Мне невыносимо видеть его страдания, Коди не заслужил такого, нет. Он должен вырасти прекрасным парнем, добрым, искренним и отзывчивым, а не умирать в четырех стенах. Хорошие люди уходят всегда рано…
Каждый день я прихожу и вижу, как из него уходит жизнь, будто Смерть стоит за дверями и питается энергией, отнимает ее. Каждый день я вижу, как он медленно затухает, словно восковая свеча — в какой-то момент фитиль догорит, и она погаснет раз и навсегда. Каждый день я думаю о том, как многого не сказала или не сделала для своей семьи. Может, мое невезение распространилось на родственников? Может, это моя вина? Почему я такая бесполезная?
Каждый день я читаю молитву и прошу Бога, чтобы он хоть раз, один разочек, послал удачи и не отнимал Коди. Я все перетерплю, только пусть он живет, его глаза радостно блестят, а на губах будет всегда счастливая улыбка. Но, кажется, он не слышит моей скромной просьбы — слова уходят в пустоту и превращаются в обреченное эхо…
Бенджамин снова начал пить, он ни разу не навестил Коди за эти дни. Роза в подавленном состоянии и, кажется, давно потеряла веру и надежду. Даже жизнерадостный Виджэй перестал улыбаться. Одна я верила в лучшее. Горе не сплотило семью, а разделило — все медленно шло под откос, рушилось. Чем же мы так разгневали его?
Я зашла в палату и чуть не вскрикнула от испуга, но вовремя зажала ладонью рот. На голове Коди не было его непослушных светлых волос. Ни единого. «Главное, не расплакаться, Ливия, ты не должна показывать слез и страха. Он почувствует».
— Хей, привет, малыш, — выдавила из себя улыбку и поцеловала его в лоб.
— Привет, а у меня новая прическа, — улыбнулся Коди и показал пальцем на свою лысую голову.
— Да, я заметила.
«У него выпали даже реснички».
— Они делают странные процедуры, после них хочется спать и все болит, — пробормотал грустно братик.

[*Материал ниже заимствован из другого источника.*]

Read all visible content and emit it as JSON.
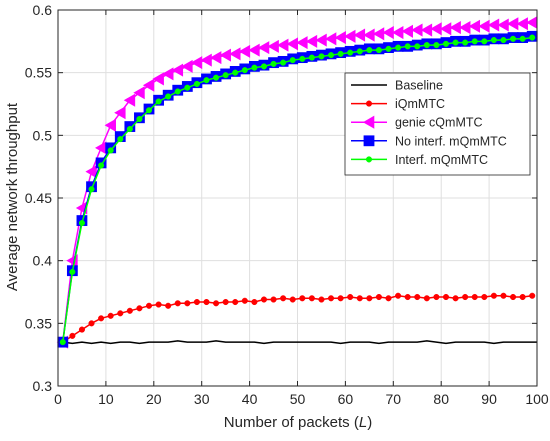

У меня защипало в носу, и в горле образовался комок, который не давал вздохнуть. Я быстро вскочила со стула и подошла к окну. Слезы хлынули из глаз, покатились бусинами по щекам и подбородку, осыпаясь на светлый подоконник.
— И мама так странно себя ведет с Джеем, а папа не приходил. Он забыл меня? — донесся слабый голос Коди.

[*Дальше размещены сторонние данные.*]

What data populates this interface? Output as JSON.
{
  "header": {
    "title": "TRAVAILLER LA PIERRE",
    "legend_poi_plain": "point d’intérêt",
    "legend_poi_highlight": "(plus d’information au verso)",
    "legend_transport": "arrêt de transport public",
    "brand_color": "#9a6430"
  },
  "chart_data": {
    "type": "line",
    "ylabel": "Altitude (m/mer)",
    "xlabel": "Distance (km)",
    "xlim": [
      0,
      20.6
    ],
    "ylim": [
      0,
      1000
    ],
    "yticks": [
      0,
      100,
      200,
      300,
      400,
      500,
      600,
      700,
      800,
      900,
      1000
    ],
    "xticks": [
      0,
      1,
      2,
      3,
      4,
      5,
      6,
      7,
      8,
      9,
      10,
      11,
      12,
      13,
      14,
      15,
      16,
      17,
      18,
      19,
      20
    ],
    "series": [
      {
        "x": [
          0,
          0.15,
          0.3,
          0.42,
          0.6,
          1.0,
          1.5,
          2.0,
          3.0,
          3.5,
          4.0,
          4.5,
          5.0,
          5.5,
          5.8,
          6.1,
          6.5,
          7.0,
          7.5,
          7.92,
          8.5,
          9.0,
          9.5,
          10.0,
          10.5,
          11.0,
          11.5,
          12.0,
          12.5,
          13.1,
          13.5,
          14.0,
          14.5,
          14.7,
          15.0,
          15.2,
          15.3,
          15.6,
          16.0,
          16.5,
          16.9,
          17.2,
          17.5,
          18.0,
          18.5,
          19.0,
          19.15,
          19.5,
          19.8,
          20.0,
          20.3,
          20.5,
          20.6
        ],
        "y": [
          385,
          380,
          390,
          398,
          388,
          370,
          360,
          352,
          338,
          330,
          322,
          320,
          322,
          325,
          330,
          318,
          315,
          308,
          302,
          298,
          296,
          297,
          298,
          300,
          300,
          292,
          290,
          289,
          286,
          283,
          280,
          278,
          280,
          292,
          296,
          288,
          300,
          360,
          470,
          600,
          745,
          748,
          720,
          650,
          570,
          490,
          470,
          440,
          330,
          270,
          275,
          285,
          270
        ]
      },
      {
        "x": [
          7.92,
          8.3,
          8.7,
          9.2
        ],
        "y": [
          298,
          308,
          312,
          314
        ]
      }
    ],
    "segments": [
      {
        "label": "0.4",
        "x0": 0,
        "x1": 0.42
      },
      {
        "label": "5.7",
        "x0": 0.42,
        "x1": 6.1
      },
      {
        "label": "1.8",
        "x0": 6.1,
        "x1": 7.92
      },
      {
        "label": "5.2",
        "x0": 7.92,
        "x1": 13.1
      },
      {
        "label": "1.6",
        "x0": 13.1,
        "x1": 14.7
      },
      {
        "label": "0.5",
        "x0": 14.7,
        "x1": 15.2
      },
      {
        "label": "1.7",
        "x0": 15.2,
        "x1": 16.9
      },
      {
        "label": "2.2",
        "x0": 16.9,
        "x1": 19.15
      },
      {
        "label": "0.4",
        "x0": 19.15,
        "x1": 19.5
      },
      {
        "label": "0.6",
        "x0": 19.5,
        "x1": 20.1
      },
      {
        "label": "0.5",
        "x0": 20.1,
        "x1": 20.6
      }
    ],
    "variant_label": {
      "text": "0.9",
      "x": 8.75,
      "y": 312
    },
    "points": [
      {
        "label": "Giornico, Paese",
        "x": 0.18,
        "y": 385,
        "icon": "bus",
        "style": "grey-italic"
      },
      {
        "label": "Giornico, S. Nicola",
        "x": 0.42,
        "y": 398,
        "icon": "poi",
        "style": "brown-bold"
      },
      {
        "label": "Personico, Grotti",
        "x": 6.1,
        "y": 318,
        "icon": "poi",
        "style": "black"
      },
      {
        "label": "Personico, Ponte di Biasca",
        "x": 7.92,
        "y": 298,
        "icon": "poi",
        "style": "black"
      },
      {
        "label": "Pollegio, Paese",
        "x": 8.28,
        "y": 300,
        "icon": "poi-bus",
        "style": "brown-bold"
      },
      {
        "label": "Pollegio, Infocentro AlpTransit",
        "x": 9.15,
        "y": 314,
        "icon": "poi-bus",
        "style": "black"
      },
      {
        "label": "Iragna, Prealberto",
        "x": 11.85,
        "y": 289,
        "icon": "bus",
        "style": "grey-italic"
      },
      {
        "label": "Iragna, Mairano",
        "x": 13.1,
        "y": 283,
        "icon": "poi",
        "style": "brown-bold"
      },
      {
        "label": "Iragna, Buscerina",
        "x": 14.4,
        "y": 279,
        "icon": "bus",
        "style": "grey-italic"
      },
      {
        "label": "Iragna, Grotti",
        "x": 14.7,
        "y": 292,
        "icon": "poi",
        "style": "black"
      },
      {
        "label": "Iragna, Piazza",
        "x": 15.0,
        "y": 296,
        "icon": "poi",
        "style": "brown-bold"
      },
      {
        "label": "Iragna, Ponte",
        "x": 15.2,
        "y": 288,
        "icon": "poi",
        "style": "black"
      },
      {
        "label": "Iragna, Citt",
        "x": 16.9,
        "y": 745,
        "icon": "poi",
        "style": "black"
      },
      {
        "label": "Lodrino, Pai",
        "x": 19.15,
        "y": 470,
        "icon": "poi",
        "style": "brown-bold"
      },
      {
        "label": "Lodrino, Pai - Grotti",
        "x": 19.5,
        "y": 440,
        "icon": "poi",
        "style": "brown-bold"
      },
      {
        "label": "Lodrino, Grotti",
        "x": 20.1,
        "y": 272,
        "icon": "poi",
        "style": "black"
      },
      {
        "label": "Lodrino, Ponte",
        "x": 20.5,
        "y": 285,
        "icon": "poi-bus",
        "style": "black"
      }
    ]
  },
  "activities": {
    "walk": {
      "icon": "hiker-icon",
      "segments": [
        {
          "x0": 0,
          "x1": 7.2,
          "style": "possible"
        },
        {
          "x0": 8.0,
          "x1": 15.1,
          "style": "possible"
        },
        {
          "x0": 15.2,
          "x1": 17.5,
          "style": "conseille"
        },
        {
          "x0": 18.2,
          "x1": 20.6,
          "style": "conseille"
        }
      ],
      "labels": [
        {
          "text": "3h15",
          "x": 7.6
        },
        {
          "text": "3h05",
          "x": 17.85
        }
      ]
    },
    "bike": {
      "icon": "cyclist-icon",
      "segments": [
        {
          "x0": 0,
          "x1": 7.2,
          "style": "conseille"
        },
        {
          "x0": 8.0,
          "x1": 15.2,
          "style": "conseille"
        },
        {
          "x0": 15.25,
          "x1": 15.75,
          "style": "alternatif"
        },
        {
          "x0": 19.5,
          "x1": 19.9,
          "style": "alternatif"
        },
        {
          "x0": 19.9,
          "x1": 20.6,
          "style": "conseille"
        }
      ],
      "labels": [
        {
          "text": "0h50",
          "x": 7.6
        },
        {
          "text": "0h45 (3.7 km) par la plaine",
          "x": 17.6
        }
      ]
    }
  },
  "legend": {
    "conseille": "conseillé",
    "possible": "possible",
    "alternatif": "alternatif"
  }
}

«Боже, почему так трудно?» Я сделала глубокий вдох и повернулась.
— Нет, малыш, как такое может быть? Мы все тебя любим. Папа… папа плохо себя чувствует, — я села на кровать и провела нежно ладонью по его гладкой голове. — Ты поправишься и скоро будешь дома.
— Я хочу в школу к своим друзьям. Я хочу домой, мне здесь не нравится, — слабо произнес Коди и зевнул. — Снова хочется спать.
— Тогда поспи.
Роза появилась в палате спустя двадцать минут. На ней не было лица, под глазами залегли круги, а кожа стала сероватого оттенка — красота Розы тоже увядала. Она слабо улыбнулась и тихо прикрыла дверь.
— Давно спит?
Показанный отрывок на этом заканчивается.